The Meliorist received an email last month of a screenshot of an Instagram post from an account called “collegefessions”. In the post is a quote attributed to the University of Lethbridge that reads, “our Frat has a tradition where each time we sleep with a girl, we take a selfie with them and post it on vsco so everyone knows.” As of December 15, the post is still up on Instagram and on the account’s Twitter page.
Along with the screenshot was an official statement from Dalrymple. In the statement, he claims the post was a paid advertisement from VSCO, a photography and social media app. However, the post first came from the “collegefessions” Twitter account and did not originate on their Instagram account, refuting the notion that the post was an advertisement, paid or unpaid. “This post was nothing more than clickbait using a top party school in Canada and the stereotype of ‘frats’ to increase engagement,” Dalrymple writes. He adds that the VSCO account in question does not exist and the particular quote has been used several times in recent years, attributed to other institutions.
The Meliorist has not been able to independently confirm the existence of such an account nor have we found this quote attributed to other institutions. But a sorority member we spoke with said that while the fraternity might not support the post, “[they] actively allow” the mentality behind the quote to proliferate. However, our source also reiterated the notion that it is likely a “contained group” of individuals who espouse that type of behaviour in question.

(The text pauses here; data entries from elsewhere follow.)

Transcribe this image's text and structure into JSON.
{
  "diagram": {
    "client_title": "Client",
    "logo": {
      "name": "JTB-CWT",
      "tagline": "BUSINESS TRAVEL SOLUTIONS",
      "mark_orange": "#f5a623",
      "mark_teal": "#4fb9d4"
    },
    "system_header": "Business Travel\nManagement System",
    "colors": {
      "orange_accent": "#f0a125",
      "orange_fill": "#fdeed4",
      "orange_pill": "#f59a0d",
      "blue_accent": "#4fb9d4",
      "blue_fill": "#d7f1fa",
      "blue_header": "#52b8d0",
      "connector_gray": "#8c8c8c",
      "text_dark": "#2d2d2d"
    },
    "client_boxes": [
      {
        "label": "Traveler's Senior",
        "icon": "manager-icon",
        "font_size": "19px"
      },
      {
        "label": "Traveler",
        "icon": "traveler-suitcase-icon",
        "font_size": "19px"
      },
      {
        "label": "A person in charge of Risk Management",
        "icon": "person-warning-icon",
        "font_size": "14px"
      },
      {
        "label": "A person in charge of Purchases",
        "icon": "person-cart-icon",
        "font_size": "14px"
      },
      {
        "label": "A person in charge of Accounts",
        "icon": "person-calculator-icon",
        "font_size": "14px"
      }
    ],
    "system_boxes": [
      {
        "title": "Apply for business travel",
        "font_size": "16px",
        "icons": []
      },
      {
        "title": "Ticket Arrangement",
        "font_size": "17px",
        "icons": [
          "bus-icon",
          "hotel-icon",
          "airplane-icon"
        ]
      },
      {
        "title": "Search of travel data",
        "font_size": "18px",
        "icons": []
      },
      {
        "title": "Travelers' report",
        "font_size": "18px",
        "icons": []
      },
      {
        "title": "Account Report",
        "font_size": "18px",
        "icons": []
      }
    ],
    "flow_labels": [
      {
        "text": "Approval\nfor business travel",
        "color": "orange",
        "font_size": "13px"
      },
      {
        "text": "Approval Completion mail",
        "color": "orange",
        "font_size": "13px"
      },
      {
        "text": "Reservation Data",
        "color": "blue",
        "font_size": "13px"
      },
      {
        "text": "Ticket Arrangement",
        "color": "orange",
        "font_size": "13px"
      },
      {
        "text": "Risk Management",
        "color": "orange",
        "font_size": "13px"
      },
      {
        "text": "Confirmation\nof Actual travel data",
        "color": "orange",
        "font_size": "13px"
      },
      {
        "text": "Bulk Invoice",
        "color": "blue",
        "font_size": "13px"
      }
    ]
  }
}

In his statement, Dalrymple says Kappa Sigma reported the post to Instagram and Twitter but were unsuccessful, as the post did not mention a specific fraternity nor was it “technically inappropriate”, according to Dalrymple. Yet, the post in question was published on October 23, 2019. The statement from Dalrymple was released more than a month later, on November 25, 2019. Dalrymple says the reason this was not addressed publicly sooner is that he felt giving the post more attention would bring further potential discredit to Kappa Sigma’s good name.
“We felt it would be smarter to only let the leaders of each organization know as a compromise to maximize awareness while minimizing social cost,” he writes. Dalrymple says a lot of the talking between each of the organization’s leaders was done weeks prior, and the issue was largely settled by the time it came up at the GLC meeting. “It’s just a really unfortunate circumstance. I don’t believe this culture exists within us,” he said, adding that he wouldn’t support that whatsoever.

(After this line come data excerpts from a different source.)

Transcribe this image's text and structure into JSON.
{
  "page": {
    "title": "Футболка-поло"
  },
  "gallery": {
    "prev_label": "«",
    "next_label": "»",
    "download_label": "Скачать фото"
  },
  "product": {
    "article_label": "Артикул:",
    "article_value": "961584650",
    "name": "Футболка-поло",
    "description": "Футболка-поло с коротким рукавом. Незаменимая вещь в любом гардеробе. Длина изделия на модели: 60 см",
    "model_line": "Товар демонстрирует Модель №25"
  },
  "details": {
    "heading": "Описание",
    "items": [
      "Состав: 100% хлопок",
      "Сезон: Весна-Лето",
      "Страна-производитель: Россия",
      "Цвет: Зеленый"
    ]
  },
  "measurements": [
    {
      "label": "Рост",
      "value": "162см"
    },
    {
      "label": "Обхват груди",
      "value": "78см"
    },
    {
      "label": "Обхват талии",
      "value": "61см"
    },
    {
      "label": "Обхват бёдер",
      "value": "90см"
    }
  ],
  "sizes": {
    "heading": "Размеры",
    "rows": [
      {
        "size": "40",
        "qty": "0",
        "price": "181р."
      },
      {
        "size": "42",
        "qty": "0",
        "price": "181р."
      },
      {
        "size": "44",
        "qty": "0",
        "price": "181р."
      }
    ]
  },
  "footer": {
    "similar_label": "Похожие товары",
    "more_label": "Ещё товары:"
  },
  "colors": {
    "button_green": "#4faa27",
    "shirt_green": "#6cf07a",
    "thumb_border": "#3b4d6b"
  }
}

But the organization’s tactic of only letting select members of Greek Life know about the post emphasizes the lack of transparency and accountability in Greek Life, a sentiment echoed by our sources. Another sorority member we spoke with said she has previously warned the fraternity on the perceptions that these incidents would cause, but their warnings were not taken seriously. A former fraternity member says this shows a “lack of care and work they put into making themselves a respectful organization.”
Overall, Dalrymple says he’s frustrated because he thought the situations referenced in this article had been resolved and all parties involved were happy. Dalrymple adds that everything had been handled in the best way it could and says he wishes there had been more communication with those who felt otherwise.
“Every single decision we’ve made this year I’m confident in and I don’t regret anything. I think that [if] people actually took the time to objectively look into it and to dig in deeper for both sides, that there wouldn’t be these sort of reports going on because it’s a very objective process,” he says.
As one sorority member sums up, “I think they need to get off their high horses and get off of the podiums that they put themselves on.”